Short: «Du brauchst eben Glück im Leben.»
Nico: «Verdammt nochmal.»
Short: «Du wirst auch wieder Glück haben.»
Nico: «Nein, ich habe meine Dosis Glück aufgebraucht ...»
Wenn dieser Monza-Dialog und das Gesicht von Rosberg geschauspieltert war, dann kann ich nur sagen: Wartet nicht bis kommenden Februar, gebt Nico gleich einen Oscar!
Nico Rosberg sagte auch einige Male «che culo», was so viel bedeutet wie: «Was für ein Massel!» Also was für ein Glück sein Gegner doch hatte.
Tatsächlich hatte Hamilton in diesem Jahr mehr Ungemach als Rosberg. Und auch Weltmeister Sebastian Vettel ist der Meinung: «Über eine Saison lang gleicht sich das immer aus.»
In Singapur versuchen beide Fahrer, Druck vom Kessel zu nehmen, aber Fakt ist, dass sie nur herunterspielen, wie gross die Belastung wirklich ist.
Nico Rosberg: «Hamilton hat Stärken und Schwächen, aber darüm kümmere ich mich nicht. Ich konzentriere mich auf mein Ding.»
Lewis Hamilton: «Trotz aller Höhen und Tiefen sind meine WM-Chancen intakt. Mehr brauche ich nicht.»

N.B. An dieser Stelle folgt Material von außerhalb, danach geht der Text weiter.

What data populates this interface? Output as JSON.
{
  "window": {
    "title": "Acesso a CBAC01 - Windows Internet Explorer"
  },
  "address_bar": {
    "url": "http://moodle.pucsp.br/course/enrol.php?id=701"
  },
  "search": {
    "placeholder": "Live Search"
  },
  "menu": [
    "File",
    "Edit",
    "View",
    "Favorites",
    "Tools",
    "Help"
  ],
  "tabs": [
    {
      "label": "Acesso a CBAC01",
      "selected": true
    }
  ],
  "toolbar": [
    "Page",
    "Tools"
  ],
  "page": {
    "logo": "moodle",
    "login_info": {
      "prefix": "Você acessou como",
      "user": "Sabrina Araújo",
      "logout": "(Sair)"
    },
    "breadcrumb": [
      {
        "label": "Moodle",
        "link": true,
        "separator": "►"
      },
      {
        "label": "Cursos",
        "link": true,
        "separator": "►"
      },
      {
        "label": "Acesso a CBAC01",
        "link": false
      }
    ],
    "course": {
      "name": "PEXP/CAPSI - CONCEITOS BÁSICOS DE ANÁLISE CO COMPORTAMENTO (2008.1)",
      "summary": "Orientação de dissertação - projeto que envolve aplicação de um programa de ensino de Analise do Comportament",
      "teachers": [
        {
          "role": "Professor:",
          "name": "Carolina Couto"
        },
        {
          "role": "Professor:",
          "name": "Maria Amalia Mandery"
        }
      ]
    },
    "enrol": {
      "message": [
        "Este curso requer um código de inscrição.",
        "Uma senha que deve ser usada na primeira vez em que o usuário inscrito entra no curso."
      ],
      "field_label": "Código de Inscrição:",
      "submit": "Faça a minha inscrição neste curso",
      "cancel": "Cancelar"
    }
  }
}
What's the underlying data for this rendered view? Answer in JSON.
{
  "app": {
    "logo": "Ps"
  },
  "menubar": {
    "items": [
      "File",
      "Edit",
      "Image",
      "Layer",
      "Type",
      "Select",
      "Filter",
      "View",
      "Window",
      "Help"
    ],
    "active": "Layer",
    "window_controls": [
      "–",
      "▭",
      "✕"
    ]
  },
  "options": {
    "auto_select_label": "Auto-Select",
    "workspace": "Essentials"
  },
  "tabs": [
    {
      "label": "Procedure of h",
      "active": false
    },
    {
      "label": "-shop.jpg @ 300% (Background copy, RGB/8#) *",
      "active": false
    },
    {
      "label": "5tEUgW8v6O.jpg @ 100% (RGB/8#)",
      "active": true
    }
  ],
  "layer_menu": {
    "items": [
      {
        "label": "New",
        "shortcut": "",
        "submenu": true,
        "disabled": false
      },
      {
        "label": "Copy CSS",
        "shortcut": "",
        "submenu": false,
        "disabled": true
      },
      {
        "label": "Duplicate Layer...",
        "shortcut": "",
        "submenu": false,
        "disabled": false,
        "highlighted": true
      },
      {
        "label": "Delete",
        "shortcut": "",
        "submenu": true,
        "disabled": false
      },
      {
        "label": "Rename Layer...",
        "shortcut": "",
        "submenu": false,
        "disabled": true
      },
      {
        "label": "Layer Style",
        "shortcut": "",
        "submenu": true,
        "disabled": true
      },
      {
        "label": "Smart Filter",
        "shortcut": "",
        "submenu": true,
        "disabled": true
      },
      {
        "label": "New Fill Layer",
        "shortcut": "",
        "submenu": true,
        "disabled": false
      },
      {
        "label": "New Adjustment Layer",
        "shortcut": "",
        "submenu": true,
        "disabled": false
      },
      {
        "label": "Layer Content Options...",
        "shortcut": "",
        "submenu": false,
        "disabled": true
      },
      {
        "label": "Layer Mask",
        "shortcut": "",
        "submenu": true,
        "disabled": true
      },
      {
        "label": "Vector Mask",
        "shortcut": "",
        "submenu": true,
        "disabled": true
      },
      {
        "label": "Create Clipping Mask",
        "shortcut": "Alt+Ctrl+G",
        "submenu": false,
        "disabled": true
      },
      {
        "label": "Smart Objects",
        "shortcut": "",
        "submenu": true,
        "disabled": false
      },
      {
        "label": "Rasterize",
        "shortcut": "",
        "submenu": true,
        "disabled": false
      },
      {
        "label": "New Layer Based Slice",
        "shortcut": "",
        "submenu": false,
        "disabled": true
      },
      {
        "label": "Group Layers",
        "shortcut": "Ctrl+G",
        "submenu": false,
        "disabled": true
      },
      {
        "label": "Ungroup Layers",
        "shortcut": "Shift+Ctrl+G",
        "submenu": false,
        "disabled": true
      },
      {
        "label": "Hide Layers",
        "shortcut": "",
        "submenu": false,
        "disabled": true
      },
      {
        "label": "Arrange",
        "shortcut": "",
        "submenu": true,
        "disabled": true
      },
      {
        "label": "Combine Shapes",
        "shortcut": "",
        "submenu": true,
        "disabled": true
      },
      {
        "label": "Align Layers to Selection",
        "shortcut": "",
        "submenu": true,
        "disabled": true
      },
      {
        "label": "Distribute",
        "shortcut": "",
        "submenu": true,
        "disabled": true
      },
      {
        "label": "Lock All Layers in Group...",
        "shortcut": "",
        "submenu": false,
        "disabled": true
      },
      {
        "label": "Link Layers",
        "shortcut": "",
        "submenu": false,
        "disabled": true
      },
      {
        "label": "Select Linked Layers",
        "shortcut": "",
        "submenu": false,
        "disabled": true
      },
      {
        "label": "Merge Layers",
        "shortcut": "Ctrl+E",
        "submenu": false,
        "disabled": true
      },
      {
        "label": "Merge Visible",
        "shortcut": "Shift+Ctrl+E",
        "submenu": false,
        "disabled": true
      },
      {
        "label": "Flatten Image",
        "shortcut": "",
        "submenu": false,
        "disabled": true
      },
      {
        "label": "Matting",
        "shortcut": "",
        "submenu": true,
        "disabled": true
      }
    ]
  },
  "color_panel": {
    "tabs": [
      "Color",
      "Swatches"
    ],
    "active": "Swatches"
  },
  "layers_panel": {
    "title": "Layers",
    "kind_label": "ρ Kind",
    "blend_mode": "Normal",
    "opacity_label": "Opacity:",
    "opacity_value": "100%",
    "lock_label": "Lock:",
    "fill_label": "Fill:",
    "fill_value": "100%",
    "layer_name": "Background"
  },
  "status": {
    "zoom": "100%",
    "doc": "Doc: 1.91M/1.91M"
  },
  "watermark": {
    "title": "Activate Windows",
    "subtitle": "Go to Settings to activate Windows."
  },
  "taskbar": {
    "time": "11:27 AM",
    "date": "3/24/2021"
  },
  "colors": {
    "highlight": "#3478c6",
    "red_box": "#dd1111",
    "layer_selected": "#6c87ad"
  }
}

Alles schöne Worte im Duell, in welchem Rosberg einen Vorsprung von 22 Punkten geniesst. In Wahrheit sind beide tief davon überzeugt, den Titel holen zu können. Angst macht ihnen nur, was nicht in ihrer Kontrolle liegt – der Faktor Pech. Die Silberpfeile werden auch in Singapur die schnellsten Autos sein. Die Standfestesten sind sie nicht. Und das macht beiden Piloten grosse Sorgen. Immerhin haben sie das gemeinsam.
Niemand macht sich mehr Illusionen darüber, was im WM-Kampf aus einer Freundschaft wird. Auch nicht Mercedes-Teamchef Toto Wolff: «Das Verhältnis war zu Beginn der Saison fast freundschaftlich und hat sich im Laufe der Zeit so verändert, dass beide irgendwann erkannten, dass sie Feinde sind, die um die Weltmeisterschaft kämpfen. Das ist auch ein Lernprozess. Diese Jungs haben ihr gesamtes Leben darauf eingestellt, dass der Gewinn der Weltmeisterschaft oberste Priorität hat. Und jetzt sind die soweit – sie fahren beide im gleichen Auto, fahren gegeneinander um die Trophäe und nur einer kann gewinnen. Der andere wird verlieren. Das ist eine neue Erfahrung.»